ThiagoDamasceno: Crônica: As Nuvens Não São De Algodão

domingo, 29 de janeiro de 2012

Crônica: As Nuvens Não São De Algodão

Crônica escrita em 19/11/11

As Nuvens Não São De Algodão

Por Thiago Damasceno

“Um dia me disseram que as nuvens não eram de algodão
Um dia me disseram que os ventos, às vezes, erram a direção”
(Humberto Gessinger em Somos Quem Podemos Ser)

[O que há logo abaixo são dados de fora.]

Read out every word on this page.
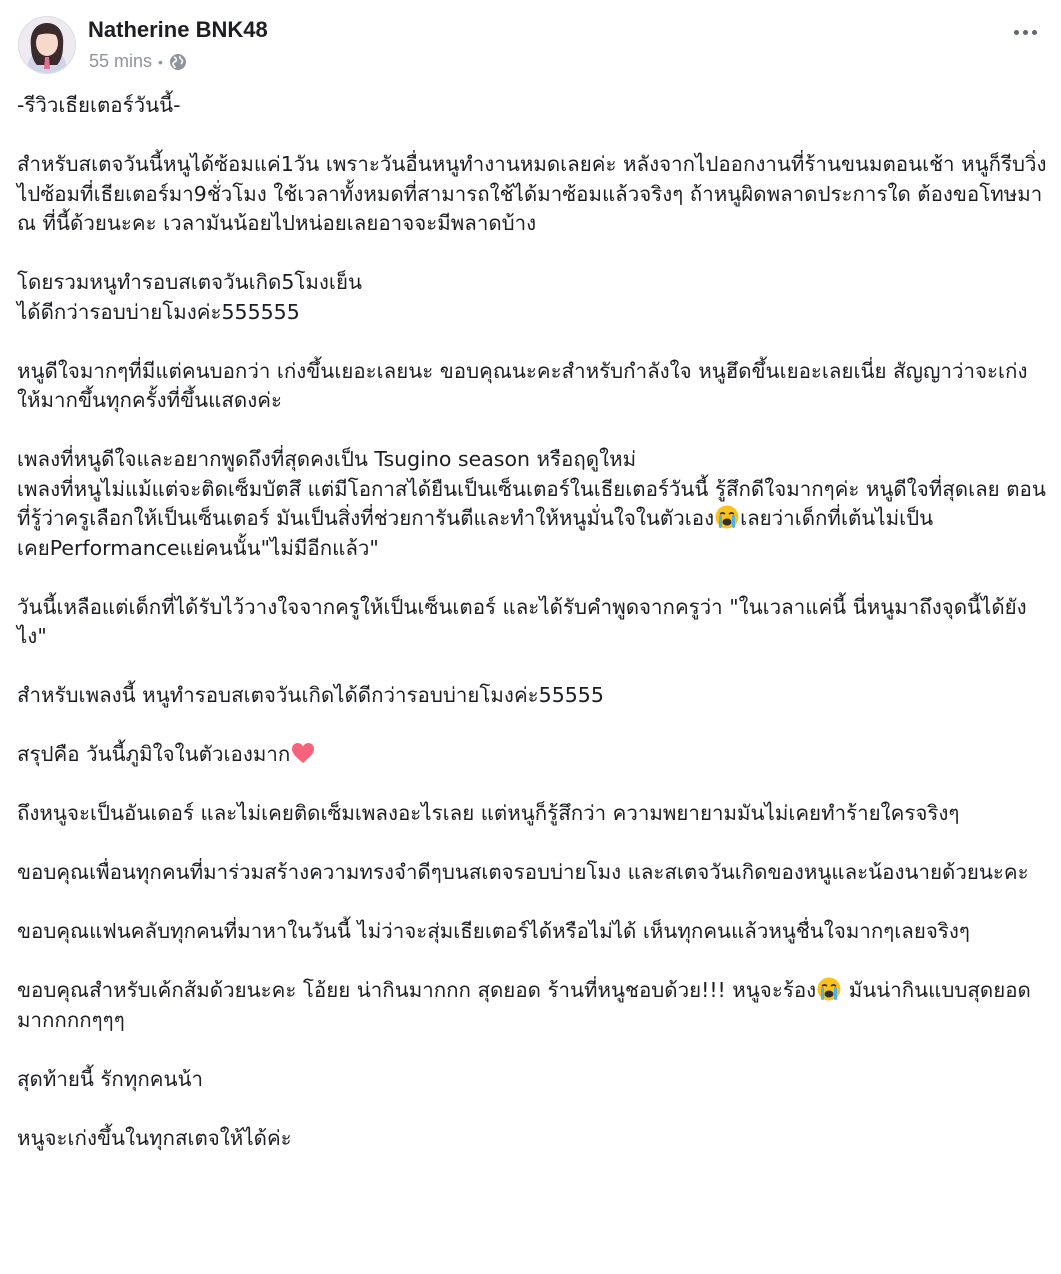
Natherine BNK48
55 mins •

-รีวิวเธียเตอร์วันนี้-

สำหรับสเตจวันนี้หนูได้ซ้อมแค่1วัน เพราะวันอื่นหนูทำงานหมดเลยค่ะ หลังจากไปออกงานที่ร้านขนมตอนเช้า หนูก็รีบวิ่งไปซ้อมที่เธียเตอร์มา9ชั่วโมง ใช้เวลาทั้งหมดที่สามารถใช้ได้มาซ้อมแล้วจริงๆ ถ้าหนูผิดพลาดประการใด ต้องขอโทษมา ณ ที่นี้ด้วยนะคะ เวลามันน้อยไปหน่อยเลยอาจจะมีพลาดบ้าง

โดยรวมหนูทำรอบสเตจวันเกิด5โมงเย็น
ได้ดีกว่ารอบบ่ายโมงค่ะ555555

หนูดีใจมากๆที่มีแต่คนบอกว่า เก่งขึ้นเยอะเลยนะ ขอบคุณนะคะสำหรับกำลังใจ หนูฮึดขึ้นเยอะเลยเนี่ย สัญญาว่าจะเก่งให้มากขึ้นทุกครั้งที่ขึ้นแสดงค่ะ

เพลงที่หนูดีใจและอยากพูดถึงที่สุดคงเป็น Tsugino season หรือฤดูใหม่
เพลงที่หนูไม่แม้แต่จะติดเซ็มบัตสึ แต่มีโอกาสได้ยืนเป็นเซ็นเตอร์ในเธียเตอร์วันนี้ รู้สึกดีใจมากๆค่ะ หนูดีใจที่สุดเลย ตอนที่รู้ว่าครูเลือกให้เป็นเซ็นเตอร์ มันเป็นสิ่งที่ช่วยการันตีและทำให้หนูมั่นใจในตัวเอง เลยว่าเด็กที่เต้นไม่เป็น เคยPerformanceแย่คนนั้น"ไม่มีอีกแล้ว"

วันนี้เหลือแต่เด็กที่ได้รับไว้วางใจจากครูให้เป็นเซ็นเตอร์ และได้รับคำพูดจากครูว่า "ในเวลาแค่นี้ นี่หนูมาถึงจุดนี้ได้ยังไง"

สำหรับเพลงนี้ หนูทำรอบสเตจวันเกิดได้ดีกว่ารอบบ่ายโมงค่ะ55555

สรุปคือ วันนี้ภูมิใจในตัวเองมาก

ถึงหนูจะเป็นอันเดอร์ และไม่เคยติดเซ็มเพลงอะไรเลย แต่หนูก็รู้สึกว่า ความพยายามมันไม่เคยทำร้ายใครจริงๆ

ขอบคุณเพื่อนทุกคนที่มาร่วมสร้างความทรงจำดีๆบนสเตจรอบบ่ายโมง และสเตจวันเกิดของหนูและน้องนายด้วยนะคะ

ขอบคุณแฟนคลับทุกคนที่มาหาในวันนี้ ไม่ว่าจะสุ่มเธียเตอร์ได้หรือไม่ได้ เห็นทุกคนแล้วหนูชื่นใจมากๆเลยจริงๆ

ขอบคุณสำหรับเค้กส้มด้วยนะคะ โอ้ยย น่ากินมากกก สุดยอด ร้านที่หนูชอบด้วย!!! หนูจะร้อง มันน่ากินแบบสุดยอดมากกกกๆๆๆ

สุดท้ายนี้ รักทุกคนน้า

หนูจะเก่งขึ้นในทุกสเตจให้ได้ค่ะ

            Quando eu era criança, com cerca de cinco ou seis anos, tinha um desejo: Quando chegasse à idade adulta, construiria uma casa gigante onde morariam todos os meus parentes e amigos. Teria todas as pessoas que me interessavam por perto. Como todos estariam sob o mesmo teto, sempre iríamos nos divertir juntos. Eu nem pensava em momentos de tristeza. Quão puros e inocentes são os desejos de uma criança! Desejos esses que o passar dos anos destrói e mostra o porquê. Quando somos crianças, cremos que as nuvens são de algodão e quando já estamos crescidos, aprendemos que algodões não pairam no céu. Interpreto basicamente dessa forma a letra de Somos Quem Podemos Ser do Engenheiros do Hawaii. Acredito que ela fala das dores e descobertas do crescimento. 

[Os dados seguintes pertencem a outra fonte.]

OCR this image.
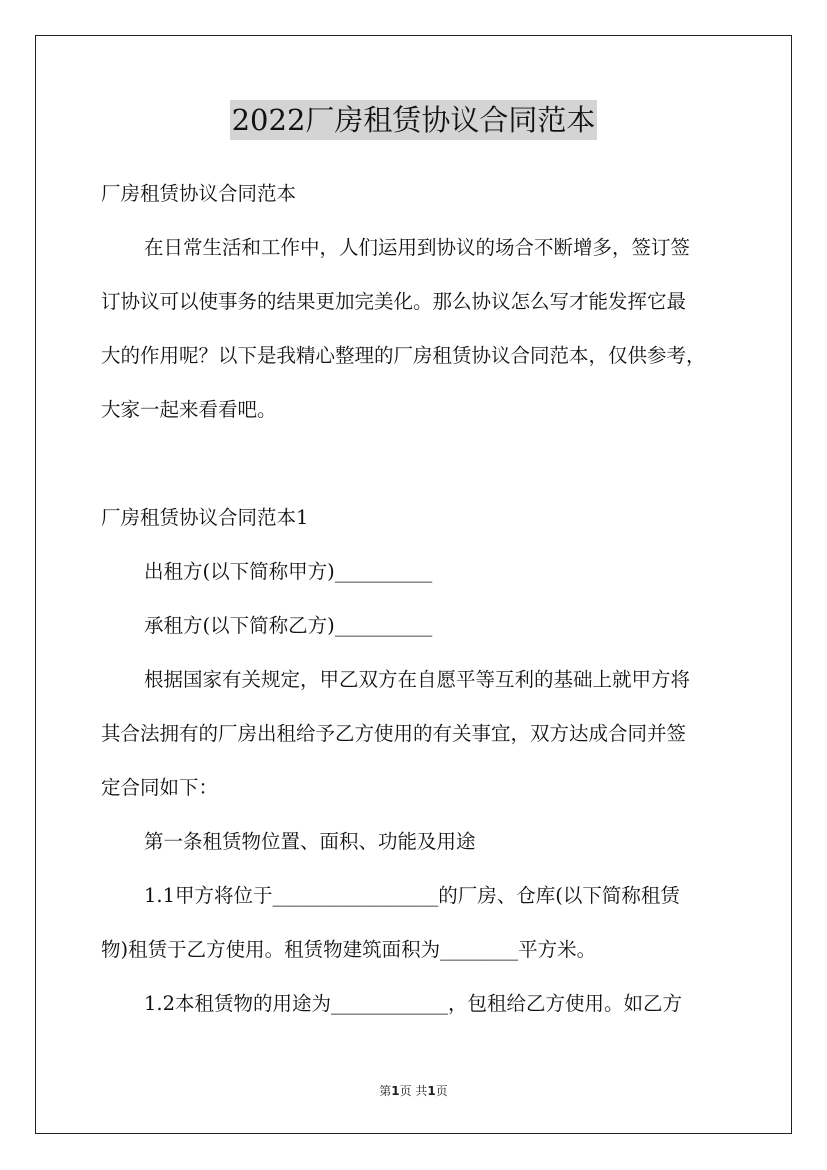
2022厂房租赁协议合同范本
厂房租赁协议合同范本
在日常生活和工作中，人们运用到协议的场合不断增多，签订签
订协议可以使事务的结果更加完美化。那么协议怎么写才能发挥它最
大的作用呢？以下是我精心整理的厂房租赁协议合同范本，仅供参考，
大家一起来看看吧。
厂房租赁协议合同范本1
出租方(以下简称甲方)__________
承租方(以下简称乙方)__________
根据国家有关规定，甲乙双方在自愿平等互利的基础上就甲方将
其合法拥有的厂房出租给予乙方使用的有关事宜，双方达成合同并签
定合同如下：
第一条租赁物位置、面积、功能及用途
1.1甲方将位于_________________的厂房、仓库(以下简称租赁
物)租赁于乙方使用。租赁物建筑面积为________平方米。
1.2本租赁物的用途为____________，包租给乙方使用。如乙方
第1页 共1页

            Se hoje eu fosse rico e conseguisse construir meu hipotético casarão, nem todos que pensei de início poderiam morar nele. Por quê? Por que as pessoas seguiram (e seguem) rotas diferentes. Muitos entes queridos, infelizmente, falecem e outras se transformam em “cadáveres ambulantes”. O que são esses “cadáveres ambulantes”? São nossos antigos amigos que não vemos ou falamos há algum ou muito tempo e assim, praticamente morrem pra nós. Por várias causas, desde as bobas como o desleixo, às mais sérias, como intrigas profundas, perdemos contatos que antigamente nos eram caros. Algumas pessoas reatam os laços e outras não.

            E quanto à família? Parentes também brigam por diversas razões. Às vezes as relações familiares se tornam tão difíceis que se tem a noção de “família” em outras pessoas que não dividem com você a mesma carga genética pelo fato de você se relacionar melhor com elas. O fato é que as pessoas brigam, se distanciam e trocam entre si um perpétuo mutismo ou poucas palavras. E quanto mais se faz isso, mas as coisas pioram.

            A leitura do conto “Uma Amizade Sincera” da coletânea Felicidade Clandestina (1971), de Clarice Lispector, aborda essa questão. Nessa estória, dois amigos que contam tudo um ao outro vão se distanciando com o tempo. Terminam dando adeus e ambos não desejam se ver mais. Na literatura e neste mundo de oceanos e continentes, a distância e o tempo, simplesmente, afastam as pessoas. Isso em parte considerável dos casos.

            E o que fazer quanto a isso? A resposta fica com cada um. Como já disse, uns escolhem “refazer” os contatos e consertar o estrago. Em muitas vezes, as pessoas não fazem isso. Por mais bizarro que pareça para os “humanamente corretos”, desatamos os laços com algumas pessoas e nem damos por suas faltas. É fato que ninguém precisa de todos. Nem todas as pessoas nos interessam. Não é um pensamento pessimista se se pensar que conhecemos pessoas todos os dias e novas amizades são formadas. Você conheceu uma pessoa ontem, hoje percebeu que não a conhecia muito bem e amanhã a amizade estará encerrada. Depois de amanhã, talvez, você faça um novo amigo. Talvez.

            Quero apenas constatar a certeza de que nos afastamos de muitas pessoas no decorrer do tempo. Alguns se impressionam e sofrem com isso, mas acho que é porque pensavam que as nuvens eram feitas de algodão. Quando se vê que algodões são encontrados em plantações ou vendidos em caixas de papel e pacotes de plástico, fica-se mais preparado para percorrer a incerta e frágil existência.

Um comentário:

  1. Olá Thiago! Embora sutil percebo uma nostalgia em teu texto......
    Enaltece-se tanto as amizades eternas...mas a maioria delas é passageira...e isso tem seu lado positivo....a capacidade de "deixar andar" e se desprender é recompensada pela possibilidade de novos encontros e recomeços, pq não? abraços!